Thursday, December 09, 2010

Globally and Locally Structured Databases

I've been reading another article on NoSQL.

This one focuses on the 'No Join' aspect which the author relates to schema-less data.

Normalisation and joins don't go hand-in-hand though. If you are old enough, you might have had an address book (or a filofax). In there, you would write addresses organized by name. Under "F" you'd write "FLINTSTONE, FRED and WILMA" followed by an address in Bedrock. That's pretty normalised. You haven't got one entry for Fred and another for Wilma both with the same address. You might write Fred's birthday next to his name, and Wilma's next to hers, and have another date for their wedding anniversary.

Implicitly you've recognised that some items belong the the 'family' entity and others to the 'family member' entity. But you've made them part of a single object that provides the joining mechanism.

SQL databases use tables to represent entities, requiring joins to pull back related entities (which leads to concepts like primary keys). I started out on an IDMS network database which didn't have tables, but rather explicit relationships between entities. You would start with a parent, follow a relationship down to a child and then to siblings (either all of them, or as many as you wanted to find). You might then follow a different relationship from that child to another kind of parent. Still normalised, but a different linking mechanism.

There is a difference between what I'd term 'globally structured data' and 'locally structured data'. SQL databases have a global structure in that a consistent structure is forced on the entire database. One the other hand Document databases allow each document to follow its own structure. Key-value stores don't have any explicit structure, leaving it up to the application to interpret.

Where you have orders consisting of order lines, a SQL database will have one Orders table and one Order Lines table, and all the Orders would have the same attributes (for example Customer Name), and all the Order Lines would have the same attributes. A document database may have some orders that have a "Customer Name", but others that have "Customer Surname" and "Customer First Name" and yet others that have "Customer Corporate Name". This puts more emphasis on the application to work with the potential varieties.

So what is the difference when it comes to the 'agility' of the implementations ?

In the run up to Christmas, your firm decides to change your business model. Rather than forcing people to make separate orders for each delivery address, you now allow each item to be delivered to a different location. In a normalised database you need to add the DELIVERY_LOCATION to the ORDER_LINE entity. You then update all existing orders so that the DELIVERY_LOCATION from the ORDER is copied down to the individual child ORDER_LINE records and finally drop the DELIVERY_LOCATION from the ORDER table.

In a document database you can change the application and start recording your new delivery location on your Order Lines. At the database layer, you don't have to worry that the structures are not consistent. The problem is you still have to write code that copes with delivering items to the right place, and that handles orders that just have a delivery location at the order level as well as orders that have it at the order item level. Your application logic now has additional complexity, plus you need test cases that cope with both sets of conditions. To make it easy, you may have template versions for the documents, so that 'v1.1' Orders have the single delivery location but the newer 'v2.0' Orders have it at the lower level. 

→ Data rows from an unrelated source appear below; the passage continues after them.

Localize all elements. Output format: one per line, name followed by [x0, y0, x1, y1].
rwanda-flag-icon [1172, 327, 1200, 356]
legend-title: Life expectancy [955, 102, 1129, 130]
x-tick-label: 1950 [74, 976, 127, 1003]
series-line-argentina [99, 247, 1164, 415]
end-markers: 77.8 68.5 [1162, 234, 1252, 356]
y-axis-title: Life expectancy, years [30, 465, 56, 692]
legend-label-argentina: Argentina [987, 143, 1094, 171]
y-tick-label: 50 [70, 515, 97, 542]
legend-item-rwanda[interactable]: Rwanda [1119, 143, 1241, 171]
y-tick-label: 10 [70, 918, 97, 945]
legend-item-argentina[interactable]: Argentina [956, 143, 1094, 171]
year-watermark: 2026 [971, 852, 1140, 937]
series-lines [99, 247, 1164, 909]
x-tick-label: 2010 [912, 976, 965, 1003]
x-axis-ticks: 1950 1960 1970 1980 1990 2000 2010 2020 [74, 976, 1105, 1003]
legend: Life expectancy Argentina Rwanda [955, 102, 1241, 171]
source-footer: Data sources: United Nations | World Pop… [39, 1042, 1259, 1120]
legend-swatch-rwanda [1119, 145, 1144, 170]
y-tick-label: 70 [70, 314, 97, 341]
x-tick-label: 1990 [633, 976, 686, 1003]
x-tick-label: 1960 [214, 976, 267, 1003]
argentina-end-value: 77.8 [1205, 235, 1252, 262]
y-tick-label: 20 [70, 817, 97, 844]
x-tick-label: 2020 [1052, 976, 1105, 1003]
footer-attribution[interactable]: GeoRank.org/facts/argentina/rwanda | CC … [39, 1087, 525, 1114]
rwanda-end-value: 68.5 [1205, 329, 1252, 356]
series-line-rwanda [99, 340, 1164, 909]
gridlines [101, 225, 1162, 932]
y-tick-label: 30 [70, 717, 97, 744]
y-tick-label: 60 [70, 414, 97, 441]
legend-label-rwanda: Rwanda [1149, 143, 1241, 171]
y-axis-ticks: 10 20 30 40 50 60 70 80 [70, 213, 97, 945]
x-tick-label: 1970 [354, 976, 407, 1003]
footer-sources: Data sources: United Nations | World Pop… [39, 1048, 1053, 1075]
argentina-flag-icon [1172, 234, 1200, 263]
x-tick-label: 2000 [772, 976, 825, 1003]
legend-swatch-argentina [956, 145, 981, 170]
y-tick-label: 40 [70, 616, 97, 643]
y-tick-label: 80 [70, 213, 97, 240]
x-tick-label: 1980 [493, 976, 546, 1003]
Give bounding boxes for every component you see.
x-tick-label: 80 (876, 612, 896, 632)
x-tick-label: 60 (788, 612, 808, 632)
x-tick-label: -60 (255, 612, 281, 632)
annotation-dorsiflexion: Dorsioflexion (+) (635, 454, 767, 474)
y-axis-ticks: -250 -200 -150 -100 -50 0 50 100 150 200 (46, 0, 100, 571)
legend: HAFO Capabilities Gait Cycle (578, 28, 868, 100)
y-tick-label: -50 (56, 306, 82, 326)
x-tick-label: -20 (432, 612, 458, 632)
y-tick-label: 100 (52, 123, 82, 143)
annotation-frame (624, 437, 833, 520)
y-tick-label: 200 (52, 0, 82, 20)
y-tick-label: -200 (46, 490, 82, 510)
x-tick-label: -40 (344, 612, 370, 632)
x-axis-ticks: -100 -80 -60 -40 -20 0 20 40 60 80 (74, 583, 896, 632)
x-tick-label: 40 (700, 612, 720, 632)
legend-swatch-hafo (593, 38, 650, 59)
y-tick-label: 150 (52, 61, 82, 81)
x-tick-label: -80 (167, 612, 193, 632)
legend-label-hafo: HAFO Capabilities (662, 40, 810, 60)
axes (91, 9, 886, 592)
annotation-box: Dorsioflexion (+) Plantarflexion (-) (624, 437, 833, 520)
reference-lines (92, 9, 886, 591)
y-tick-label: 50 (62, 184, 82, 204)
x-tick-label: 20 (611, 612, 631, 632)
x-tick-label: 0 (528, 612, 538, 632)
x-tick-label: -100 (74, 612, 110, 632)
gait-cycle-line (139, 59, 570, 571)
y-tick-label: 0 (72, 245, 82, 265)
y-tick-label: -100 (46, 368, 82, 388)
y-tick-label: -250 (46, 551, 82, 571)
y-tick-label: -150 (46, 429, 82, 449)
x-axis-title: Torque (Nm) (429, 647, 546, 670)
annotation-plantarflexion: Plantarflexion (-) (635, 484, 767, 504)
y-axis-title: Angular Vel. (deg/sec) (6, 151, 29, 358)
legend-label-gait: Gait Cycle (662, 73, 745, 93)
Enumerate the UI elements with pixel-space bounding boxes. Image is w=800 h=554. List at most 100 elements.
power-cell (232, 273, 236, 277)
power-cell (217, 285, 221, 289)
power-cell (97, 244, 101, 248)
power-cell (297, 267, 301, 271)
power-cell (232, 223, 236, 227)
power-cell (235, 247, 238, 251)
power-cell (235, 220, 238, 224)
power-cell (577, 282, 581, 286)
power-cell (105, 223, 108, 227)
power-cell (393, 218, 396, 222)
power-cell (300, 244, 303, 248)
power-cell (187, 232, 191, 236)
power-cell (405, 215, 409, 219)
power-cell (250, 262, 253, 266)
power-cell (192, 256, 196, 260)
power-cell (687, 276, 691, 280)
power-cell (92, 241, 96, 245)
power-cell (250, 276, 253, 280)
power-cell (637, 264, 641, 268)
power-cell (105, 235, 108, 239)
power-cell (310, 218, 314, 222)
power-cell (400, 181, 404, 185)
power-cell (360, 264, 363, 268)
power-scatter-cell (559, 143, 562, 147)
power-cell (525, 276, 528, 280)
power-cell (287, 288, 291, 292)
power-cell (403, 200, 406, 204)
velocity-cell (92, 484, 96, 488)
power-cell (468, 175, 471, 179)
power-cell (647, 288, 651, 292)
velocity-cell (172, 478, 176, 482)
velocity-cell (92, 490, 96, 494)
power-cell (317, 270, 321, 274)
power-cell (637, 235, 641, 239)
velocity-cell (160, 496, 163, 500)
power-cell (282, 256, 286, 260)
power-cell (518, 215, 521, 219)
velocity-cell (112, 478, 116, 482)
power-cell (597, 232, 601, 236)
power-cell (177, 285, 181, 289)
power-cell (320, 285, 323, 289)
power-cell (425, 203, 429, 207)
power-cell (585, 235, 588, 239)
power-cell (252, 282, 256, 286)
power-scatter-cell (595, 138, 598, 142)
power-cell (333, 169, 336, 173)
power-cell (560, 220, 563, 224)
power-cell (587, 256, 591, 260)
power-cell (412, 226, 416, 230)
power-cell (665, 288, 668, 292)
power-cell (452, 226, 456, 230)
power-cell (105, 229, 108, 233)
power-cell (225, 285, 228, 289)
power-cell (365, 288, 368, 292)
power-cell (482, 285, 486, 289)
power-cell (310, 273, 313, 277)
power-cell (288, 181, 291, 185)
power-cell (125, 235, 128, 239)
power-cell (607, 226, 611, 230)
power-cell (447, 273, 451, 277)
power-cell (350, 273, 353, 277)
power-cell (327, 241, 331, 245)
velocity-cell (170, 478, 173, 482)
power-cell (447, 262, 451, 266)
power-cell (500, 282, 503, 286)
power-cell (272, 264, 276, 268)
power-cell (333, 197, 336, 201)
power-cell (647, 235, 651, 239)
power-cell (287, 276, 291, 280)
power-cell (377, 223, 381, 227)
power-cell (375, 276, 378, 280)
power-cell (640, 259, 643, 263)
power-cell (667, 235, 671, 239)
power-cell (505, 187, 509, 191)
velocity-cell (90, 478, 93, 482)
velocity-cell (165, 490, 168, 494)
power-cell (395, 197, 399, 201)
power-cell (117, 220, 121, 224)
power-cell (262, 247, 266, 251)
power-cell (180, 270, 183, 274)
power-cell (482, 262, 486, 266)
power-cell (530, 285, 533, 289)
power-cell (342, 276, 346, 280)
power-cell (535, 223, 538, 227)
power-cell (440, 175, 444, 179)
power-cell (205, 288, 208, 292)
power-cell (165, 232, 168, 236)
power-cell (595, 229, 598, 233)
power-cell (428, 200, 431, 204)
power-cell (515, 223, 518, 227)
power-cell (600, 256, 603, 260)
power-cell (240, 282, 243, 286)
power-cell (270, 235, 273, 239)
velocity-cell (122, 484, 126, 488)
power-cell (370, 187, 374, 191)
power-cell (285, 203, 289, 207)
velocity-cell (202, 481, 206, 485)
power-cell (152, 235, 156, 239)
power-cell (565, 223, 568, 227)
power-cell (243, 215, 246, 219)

Worse yet, your application will have bugs in it. Maybe not today, maybe not tomorrow but one day, and you'll regret the consequences for the rest of your life. Because you'll be stuck with some 'v1.1' Orders that have a delivery location on the Order Lines, or perhaps a 'v2.0' with no delivery location at all, or something that claims to be a 'v1.3' style which isn't documented anywhere but is something Barney had to write at five o'clock on Christmas Eve.

It is perfectly possible for you to run a 'migration' on your document database so that all your data is at the same version. This basically enforces the same situation as a 'globally structured database' like SQL....except you need to get all the code right because you won't get enforcement support from the database layer itself.

Another solution might be to delete orders once they are delivered. After a few months, those 'v1.1' documents won't be an issue any more. At least in five years time you won't have code that is built to deal with 20 different versions.

Generally, the problems of being Agile in an RDBMS are not to do with SQL or relational concepts. They are a consequence of being unable to restructure existing data (perhaps you can't work out how, or don't have the data you need). But they are ultimately problems in migration from the old business model to the new model, not database problems.

To be even handed, schema changes are still not seamless, especially with more primitive database engines, or when dealing with high-availability / multi-server / replicated databases. But that's a 'state of the art' issue, not a fundamental conceptual issue.

1 comment:

DomBrooks said...

Just been reading the article to which you refer.

I'm constantly amazed by people who just don't get data, don't get databases, don't get modelling.

It's easy to come up with an example of a bad data model - which is what the research paper example is - but to use that bad data model as an example that relational databases are bad is just b0ll0cks.

It just proves that good analysis and database design are key.

And there's more to agility than just being able to bash out the latest change quickly.

Long-term agility is about adapting quickly with the business and leaving behind something which performs, makes sense and is not storing up some great big problem that someone will have to deal with down the line.